Little by little the Ramblas and the whole area started to fill up during the day. People came from all directions, all kinds of people, speaking all kinds of language. The day was beautiful, the sky was blue, there are no clouds in sight and it got hotter by the minute. It began to look like Barcelona again.

“It’s important not to show fear, that’s what (the terrorists) want”, says Emily, an 18-year-old from Dresden, in Germany, who landed yesterday at Barcelona airport with her mother a few minutes after the attack. She says people were checking their phones while still on the plane and then one girl said aloud there’d been a terrorist attack in Barcelona. “It’s important to come here (to Plaça Catalunya) at this time”, says her mother, Anna, 42, both of them sitting on a low wall at the square.

Next to them, where the Ramblas begins, people once again filled the boulevard full of shops and hotels, which many locals also see as a symbol of how tourism has gone wrong in Barcelona. But Catalans, Spaniards from elsewhere and foreigners mingled happily, feeling united against a common enemy. Many left flowers and lit candles at the feet of a big ornamental lamppost on top of the Ramblas, many others did the same next to the famous Canaletes fountain a little down the promenade. 

“We the people have to respond to this by getting out and taking the streets”, says Albert Roca, a 54 year old publicist, who’s decided to come against the wishes of his girlfriend, who told him he was crazy. “I took a picture of the Ramblas and sent it to her and wrote, ‘Look how many crazy people there are’.”

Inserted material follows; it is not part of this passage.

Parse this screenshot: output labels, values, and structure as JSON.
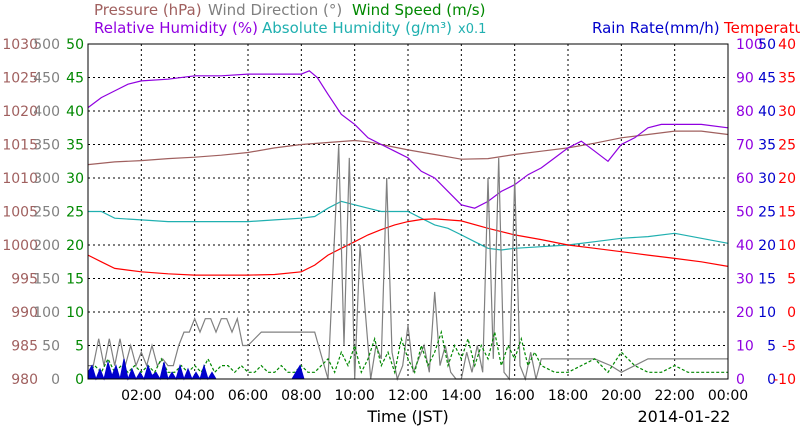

Just before noon the Mayor of Barcelona Ada Colau visited the Plaça Catalunya with her retinue. She is a very popular figure who comes from civil society in a country where many citizens don’t feel properly represented by traditional politicians. Many people followed her carrying roses, a symbol of Barcelona, while they made their way into the square.

Shortly after, around 100,000 people packed Plaça Catalunya and its adjacent streets for a minute of silence begins for the victims. Only the flapping of pigeon’s wings overhead can be heard. And then an applause and a loud chant break the silence: “I am not afraid! I am not afraid!”, sang the people in Catalan.

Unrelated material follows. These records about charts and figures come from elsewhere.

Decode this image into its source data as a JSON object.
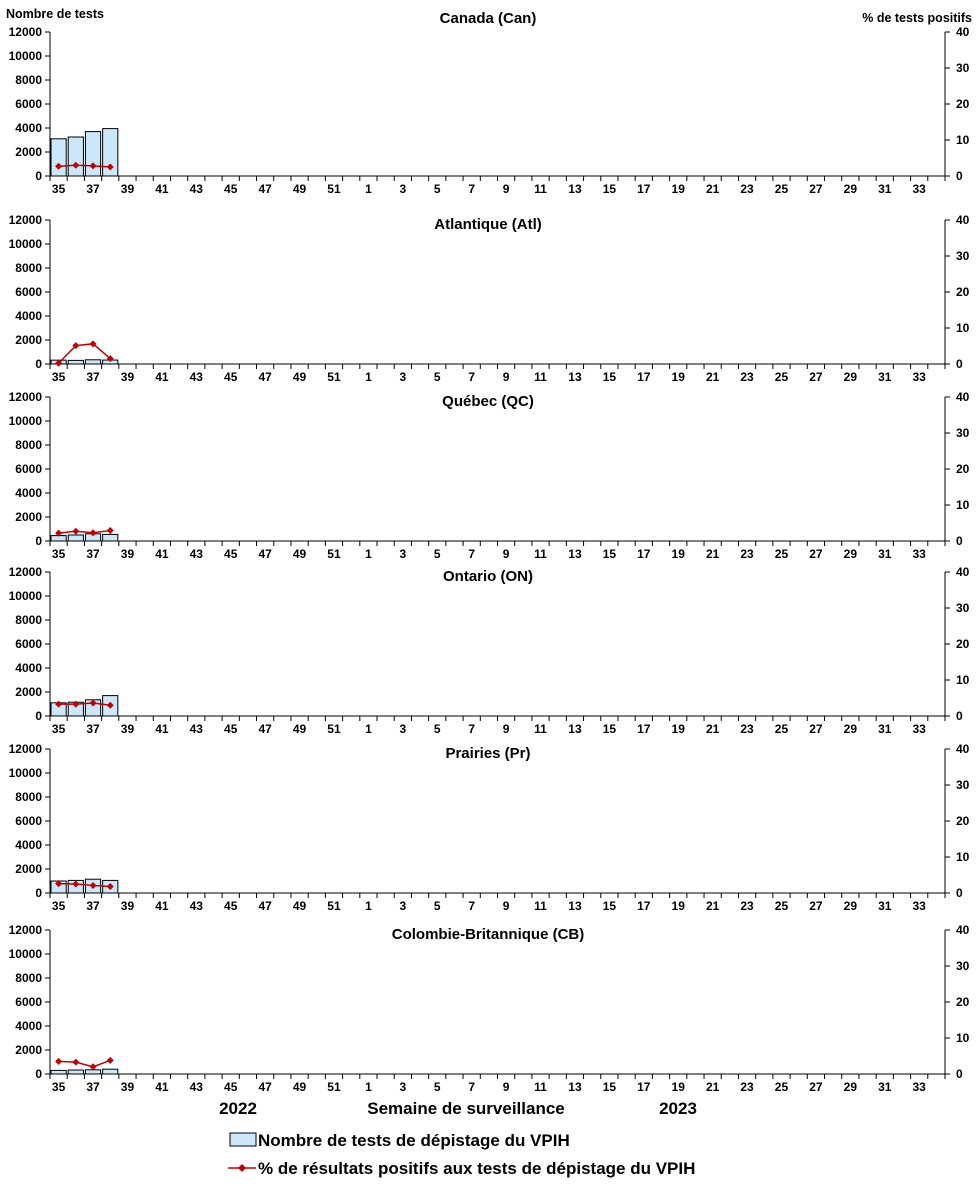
{
  "y_left_label": "Nombre de tests",
  "y_right_label": "% de tests positifs",
  "x_axis_title": "Semaine de surveillance",
  "year_left": "2022",
  "year_right": "2023",
  "legend": {
    "bars": "Nombre de tests de dépistage du VPIH",
    "line": "% de résultats positifs aux tests de dépistage du VPIH"
  },
  "colors": {
    "bar_fill": "#cce6fa",
    "bar_stroke": "#000000",
    "line": "#c00000",
    "axis": "#000000"
  },
  "chart_data": {
    "type": "bar",
    "x_week_labels": [
      "35",
      "37",
      "39",
      "41",
      "43",
      "45",
      "47",
      "49",
      "51",
      "1",
      "3",
      "5",
      "7",
      "9",
      "11",
      "13",
      "15",
      "17",
      "19",
      "21",
      "23",
      "25",
      "27",
      "29",
      "31",
      "33"
    ],
    "weeks_total": 52,
    "y_left_ticks": [
      "0",
      "2000",
      "4000",
      "6000",
      "8000",
      "10000",
      "12000"
    ],
    "y_left_range": [
      0,
      12000
    ],
    "y_right_ticks": [
      "0",
      "10",
      "20",
      "30",
      "40"
    ],
    "y_right_range": [
      0,
      40
    ],
    "panels": [
      {
        "title": "Canada (Can)",
        "tests": [
          3100,
          3250,
          3700,
          3950
        ],
        "positivity": [
          2.7,
          3.0,
          2.8,
          2.5
        ]
      },
      {
        "title": "Atlantique (Atl)",
        "tests": [
          320,
          300,
          350,
          330
        ],
        "positivity": [
          0.2,
          5.1,
          5.6,
          1.5
        ]
      },
      {
        "title": "Québec (QC)",
        "tests": [
          450,
          500,
          600,
          550
        ],
        "positivity": [
          2.2,
          2.7,
          2.3,
          2.9
        ]
      },
      {
        "title": "Ontario (ON)",
        "tests": [
          1100,
          1150,
          1350,
          1700
        ],
        "positivity": [
          3.3,
          3.3,
          3.6,
          3.0
        ]
      },
      {
        "title": "Prairies (Pr)",
        "tests": [
          1000,
          1050,
          1150,
          1050
        ],
        "positivity": [
          2.6,
          2.5,
          2.1,
          1.8
        ]
      },
      {
        "title": "Colombie-Britannique (CB)",
        "tests": [
          300,
          330,
          350,
          400
        ],
        "positivity": [
          3.5,
          3.3,
          2.0,
          3.8
        ]
      }
    ]
  }
}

Along with Colau in the centre of the square there was Carles Puigdemont, the head of the Catalan regional government and leader of the independence movement that has called for a referendum on 1 October, and along side them, King Felipe as the head of State, and Mariano Rajoy, the Prime Minister of Spain and a bitter political rival of Puigdemont. Seeing them standing together presents an image that until yesterday afternoon would’ve seemed impossible.

Very slowly people start emptying the square, where many still remain singing defiantly. “The attacks yesterday were a disgrace”, says a doorman just outside the city centre as Barcelona began returning to normality, “but we are going to carry on, what else can we do?”